With exascale presenting a much larger challenge than previous exponential computing markers, an integrated, collaborative approach is all the more necessary. While concerted funding efforts for extreme-scale computing came a bit later than many had hoped, there are several international efforts afoot currently, including the European project, DEEP.

DEEP, which stands for Dynamical ExaScale Entry Platform, is one of three exascale-enabling projects funded by the EU 7th framework programme. The three-year project began in December 2011 and includes 16 partners from eight countries with coordination provided by the Jülich Supercomputing Centre at Forschungszentrum Jülich. DEEP spans a wide array of applications, among them brain research, climatology and seismology.

Application developer Marc Tchiboukdjian has recently gone on record as it relates to his team’s experience with the DEEP system. An IT Architect at French-based geophysical services company CGG, Tchiboukdjian says his team is responsible for selecting the most appropriate hardware to run their seismic imaging applications. Then they collaborate internally with other teams to optimize these applications on the selected hardware. For the DEEP project, the team is currently analyzing how the TTI-RTM (tilted transverse isotropic reverse time migration) module – used for understanding seismic wave propagation in complex geology – performs on the DEEP architecture.

Asked about the need for exascale computing for seismic imaging workloads, Tchiboukdjian responds that seismic data processing and imaging algorithms are indeed pushing the boundaries of computing, and could do so much more if given access to exascale systems. He adds that future processing requirements will have two main drivers: “Improved data acquisition techniques in the field will result in much bigger datasets being generated with millions of traces holding more information, such as increased frequency content. Moreover, seismic algorithms will also improve and include more accurate physics for wave propagation in the modelling engines and full-waveform inversion to improve velocity models.”

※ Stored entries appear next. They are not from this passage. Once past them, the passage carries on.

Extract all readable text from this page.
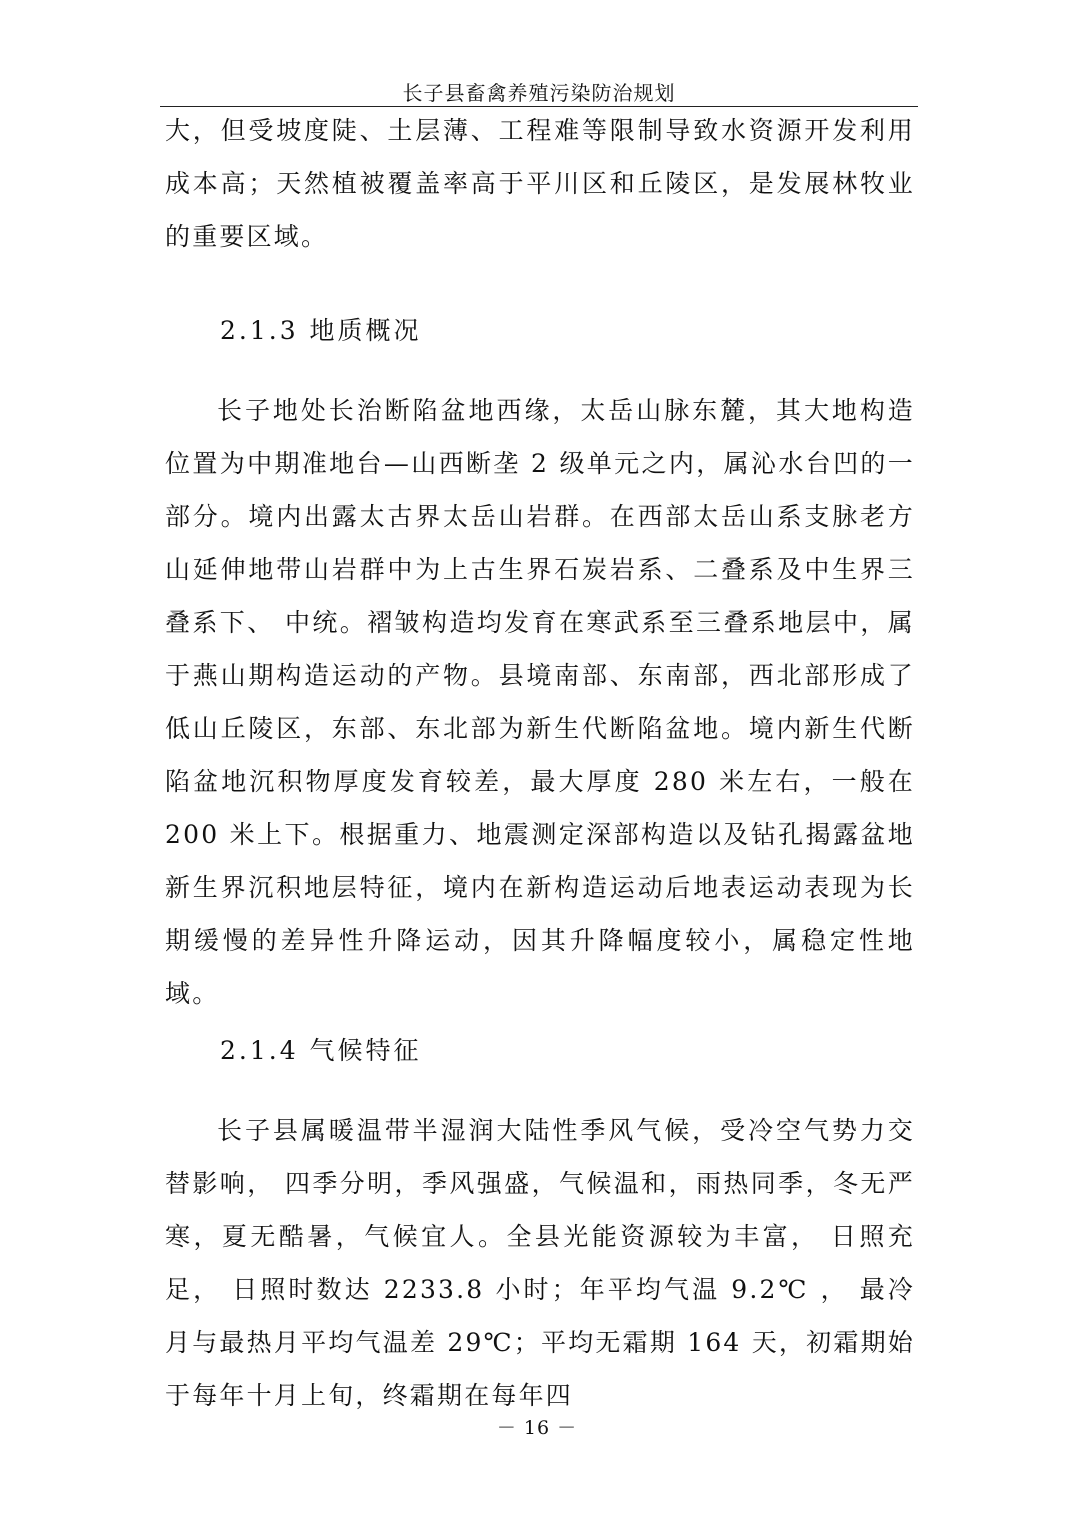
长子县畜禽养殖污染防治规划

大，但受坡度陡、土层薄、工程难等限制导致水资源开发利用成本高；天然植被覆盖率高于平川区和丘陵区，是发展林牧业的重要区域。

2.1.3 地质概况

长子地处长治断陷盆地西缘，太岳山脉东麓，其大地构造位置为中期准地台—山西断垄 2 级单元之内，属沁水台凹的一部分。境内出露太古界太岳山岩群。在西部太岳山系支脉老方山延伸地带山岩群中为上古生界石炭岩系、二叠系及中生界三叠系下、 中统。褶皱构造均发育在寒武系至三叠系地层中，属于燕山期构造运动的产物。县境南部、东南部，西北部形成了低山丘陵区，东部、东北部为新生代断陷盆地。境内新生代断陷盆地沉积物厚度发育较差，最大厚度 280 米左右，一般在 200 米上下。根据重力、地震测定深部构造以及钻孔揭露盆地新生界沉积地层特征，境内在新构造运动后地表运动表现为长期缓慢的差异性升降运动，因其升降幅度较小，属稳定性地域。

2.1.4 气候特征

长子县属暖温带半湿润大陆性季风气候，受冷空气势力交替影响， 四季分明，季风强盛，气候温和，雨热同季，冬无严寒，夏无酷暑，气候宜人。全县光能资源较为丰富， 日照充足， 日照时数达 2233.8 小时；年平均气温 9.2℃ ， 最冷月与最热月平均气温差 29℃；平均无霜期 164 天，初霜期始于每年十月上旬，终霜期在每年四

－ 16 －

Heterogenous computing, via accelerators like GPUs and coprocessors like the Intel Phi, is being looked at as an “extreme-scale” computing enabler. Current production systems at CGG are based on GPU clusters, and Tchiboukdjian relates that GPU-accelerated nodes are well suited for RTM (reverse time migration) because of the high bandwidth of the GDDR memory. By extension Tchiboukdjian is confident that the Intel Xeon Phi could be a similarly good candidate because it also has high memory bandwidth.

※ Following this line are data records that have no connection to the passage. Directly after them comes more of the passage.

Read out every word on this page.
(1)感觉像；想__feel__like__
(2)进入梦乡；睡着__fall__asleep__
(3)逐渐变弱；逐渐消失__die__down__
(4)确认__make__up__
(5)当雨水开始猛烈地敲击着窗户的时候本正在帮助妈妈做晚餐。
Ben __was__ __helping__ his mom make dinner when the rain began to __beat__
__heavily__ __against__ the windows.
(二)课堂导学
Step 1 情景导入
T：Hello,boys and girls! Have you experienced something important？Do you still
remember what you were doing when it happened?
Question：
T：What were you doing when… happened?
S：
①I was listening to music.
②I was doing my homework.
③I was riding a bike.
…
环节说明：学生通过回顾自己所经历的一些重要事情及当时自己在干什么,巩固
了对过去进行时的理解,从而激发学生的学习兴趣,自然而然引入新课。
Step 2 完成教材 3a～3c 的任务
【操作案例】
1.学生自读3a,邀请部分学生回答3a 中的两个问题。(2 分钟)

The DEEP project is exploring the potential of the Phi chips for its “cluster booster architecture.” The final DEEP prototype system will consist of a 128 node Eurotech Aurora Cluster and a 512 node Booster, constructed of Intel Xeon Phi co-processors (Booster Nodes), connected by the EXTOLL high-performance 3D torus network.

Tchiboukdjian speaks to some of the merits of the approach. “The DEEP cluster offers a high density thanks to an innovative and efficient cooling strategy,” he shares. “It is also more flexible compared to classical GPU-accelerated nodes. Thanks to the fast network linking the cluster nodes and the booster nodes together, you can dynamically adjust the ratio of host processing and co-processing according to the needs of each application.”

Tchiboukdjian also comments on the new software stack that has been employed for the DEEP project. It uses an innovative approach (based on a modified version of OmpSs) that allows the user to select and execute the most scalable and compute-intensive parts of the code on the Xeon Phi.

Looking ahead, the next iteration of DEEP will include upgrades that should work even better for CGG’s application needs, according to Tchiboukdjian. The upcoming second-generation Intel Xeon Phi will have more memory and the the booster nodes will use non-volatile memory, so there will be sufficient local scratch bandwidth for RTM to run smoothly, he adds.